At this time my youngest son was going through, on his own farm, the same struggles as ourselves, and was, I am bound to say, in every respect as hard-working and energetic as his elder brother. His family was fast increasing, as he had now two little boys, in addition to the one of whom we had charge; and before the end of the year, he was thankful to accept the situation of schoolmaster at Allunsville, which added forty pounds a year to his slender means.
On one occasion, when he was working on our land with his brother, and when four other men were giving my son return-work, and were logging a large piece of ground near the house, having brought their oxen with them, we had half an hour of the delicious excitement of which my daughter-in-law and myself had talked so calmly some time before.
It was a bright sunny day, and my daughter and myself were busily engaged in cooking a substantial dinner for our working party, when, chancing to look up, my daughter exclaimed, “Mamma, is that sunlight or fire shining through the roof?” I ran out directly, and saw that the shingles below the chimney were well alight and beginning to blaze up. Calling to my daughter in passing, I flew to the end of the house and screamed out “Fire! fire!” in a voice which, my sons afterwards laughingly assured me, must have been heard at the post-office, three miles off.

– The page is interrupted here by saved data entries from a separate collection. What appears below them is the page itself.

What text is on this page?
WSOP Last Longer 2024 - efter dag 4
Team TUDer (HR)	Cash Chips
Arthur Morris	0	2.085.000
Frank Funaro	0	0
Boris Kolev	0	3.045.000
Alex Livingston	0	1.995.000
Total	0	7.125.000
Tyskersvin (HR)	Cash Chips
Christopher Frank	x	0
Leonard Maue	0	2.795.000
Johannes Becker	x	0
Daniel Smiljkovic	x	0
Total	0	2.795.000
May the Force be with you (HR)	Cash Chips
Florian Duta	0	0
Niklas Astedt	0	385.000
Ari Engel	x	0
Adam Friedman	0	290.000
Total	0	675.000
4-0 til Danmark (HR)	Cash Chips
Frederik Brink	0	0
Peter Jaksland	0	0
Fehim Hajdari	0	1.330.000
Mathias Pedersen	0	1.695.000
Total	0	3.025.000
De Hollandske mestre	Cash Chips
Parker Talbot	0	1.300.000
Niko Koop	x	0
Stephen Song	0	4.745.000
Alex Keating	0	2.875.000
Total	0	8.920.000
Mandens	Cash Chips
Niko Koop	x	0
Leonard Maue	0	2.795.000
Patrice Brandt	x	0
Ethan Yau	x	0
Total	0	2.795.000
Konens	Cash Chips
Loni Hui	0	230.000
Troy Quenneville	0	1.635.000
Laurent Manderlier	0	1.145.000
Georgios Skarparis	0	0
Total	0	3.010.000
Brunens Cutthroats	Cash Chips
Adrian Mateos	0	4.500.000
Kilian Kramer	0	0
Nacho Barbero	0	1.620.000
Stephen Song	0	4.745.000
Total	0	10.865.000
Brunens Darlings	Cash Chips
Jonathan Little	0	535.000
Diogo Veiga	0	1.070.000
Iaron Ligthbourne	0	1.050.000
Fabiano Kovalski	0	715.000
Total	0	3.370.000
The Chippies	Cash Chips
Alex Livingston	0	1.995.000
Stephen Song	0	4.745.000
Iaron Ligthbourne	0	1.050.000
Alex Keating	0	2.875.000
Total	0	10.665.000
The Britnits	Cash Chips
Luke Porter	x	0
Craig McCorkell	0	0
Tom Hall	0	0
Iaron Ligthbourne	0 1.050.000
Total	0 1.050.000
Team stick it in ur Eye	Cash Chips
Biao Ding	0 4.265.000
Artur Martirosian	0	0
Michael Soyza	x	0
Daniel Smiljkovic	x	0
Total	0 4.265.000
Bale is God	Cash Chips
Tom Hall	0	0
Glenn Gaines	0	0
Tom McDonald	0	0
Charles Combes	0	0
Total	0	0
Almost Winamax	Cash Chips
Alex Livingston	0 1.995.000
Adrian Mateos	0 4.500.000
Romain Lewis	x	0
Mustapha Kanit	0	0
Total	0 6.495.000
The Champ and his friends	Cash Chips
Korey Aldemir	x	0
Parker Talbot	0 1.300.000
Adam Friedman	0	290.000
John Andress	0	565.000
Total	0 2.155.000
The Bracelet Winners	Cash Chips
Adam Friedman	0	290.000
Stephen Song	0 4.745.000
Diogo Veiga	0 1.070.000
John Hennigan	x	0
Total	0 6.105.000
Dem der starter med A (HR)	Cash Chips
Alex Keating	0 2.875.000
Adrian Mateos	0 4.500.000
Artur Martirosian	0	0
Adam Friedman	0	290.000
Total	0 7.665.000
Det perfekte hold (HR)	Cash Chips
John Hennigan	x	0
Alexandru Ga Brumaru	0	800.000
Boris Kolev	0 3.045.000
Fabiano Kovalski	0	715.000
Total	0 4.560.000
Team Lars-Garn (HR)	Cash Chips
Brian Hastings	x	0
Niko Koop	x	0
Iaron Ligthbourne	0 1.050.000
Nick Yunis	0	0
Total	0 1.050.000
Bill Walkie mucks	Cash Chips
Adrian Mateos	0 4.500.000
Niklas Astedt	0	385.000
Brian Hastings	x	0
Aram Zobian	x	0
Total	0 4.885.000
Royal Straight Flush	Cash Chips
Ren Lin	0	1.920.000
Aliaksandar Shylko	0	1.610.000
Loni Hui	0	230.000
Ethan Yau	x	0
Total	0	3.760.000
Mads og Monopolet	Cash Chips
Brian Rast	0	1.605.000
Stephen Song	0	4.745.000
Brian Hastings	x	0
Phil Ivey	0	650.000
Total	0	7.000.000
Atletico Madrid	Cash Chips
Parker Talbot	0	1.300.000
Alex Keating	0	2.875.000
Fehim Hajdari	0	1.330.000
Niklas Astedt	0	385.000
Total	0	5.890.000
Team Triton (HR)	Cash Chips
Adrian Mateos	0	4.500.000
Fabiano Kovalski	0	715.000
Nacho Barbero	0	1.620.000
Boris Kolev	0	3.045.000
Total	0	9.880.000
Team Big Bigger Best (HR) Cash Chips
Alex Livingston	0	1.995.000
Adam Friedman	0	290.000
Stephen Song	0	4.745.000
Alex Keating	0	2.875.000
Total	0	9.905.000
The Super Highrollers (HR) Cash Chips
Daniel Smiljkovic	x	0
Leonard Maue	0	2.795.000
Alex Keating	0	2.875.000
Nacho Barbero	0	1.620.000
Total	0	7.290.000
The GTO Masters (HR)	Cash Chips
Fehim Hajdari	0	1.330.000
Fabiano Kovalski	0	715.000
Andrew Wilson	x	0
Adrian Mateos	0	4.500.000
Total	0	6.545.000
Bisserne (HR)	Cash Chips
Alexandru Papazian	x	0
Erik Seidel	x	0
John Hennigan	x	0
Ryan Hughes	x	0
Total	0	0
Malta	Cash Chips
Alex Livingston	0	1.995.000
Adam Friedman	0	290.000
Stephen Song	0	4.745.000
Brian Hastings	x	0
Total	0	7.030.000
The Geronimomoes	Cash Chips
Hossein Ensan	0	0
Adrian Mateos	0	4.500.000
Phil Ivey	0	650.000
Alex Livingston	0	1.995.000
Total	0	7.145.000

It had the immediate effect of bringing the whole party to our assistance in a few seconds, who were met by my daughter with two pails of water, which she had promptly procured from the well.
My two sons, both as active as monkeys, were immediately on the roof; one with an axe, to cut away the burning shingles; the other with water, handed up by men, to keep the fire from spreading. In ten minutes all danger was over; but it left us rather frightened and nervous, and I must confess that I never again wished for excitement of the same dangerous kind.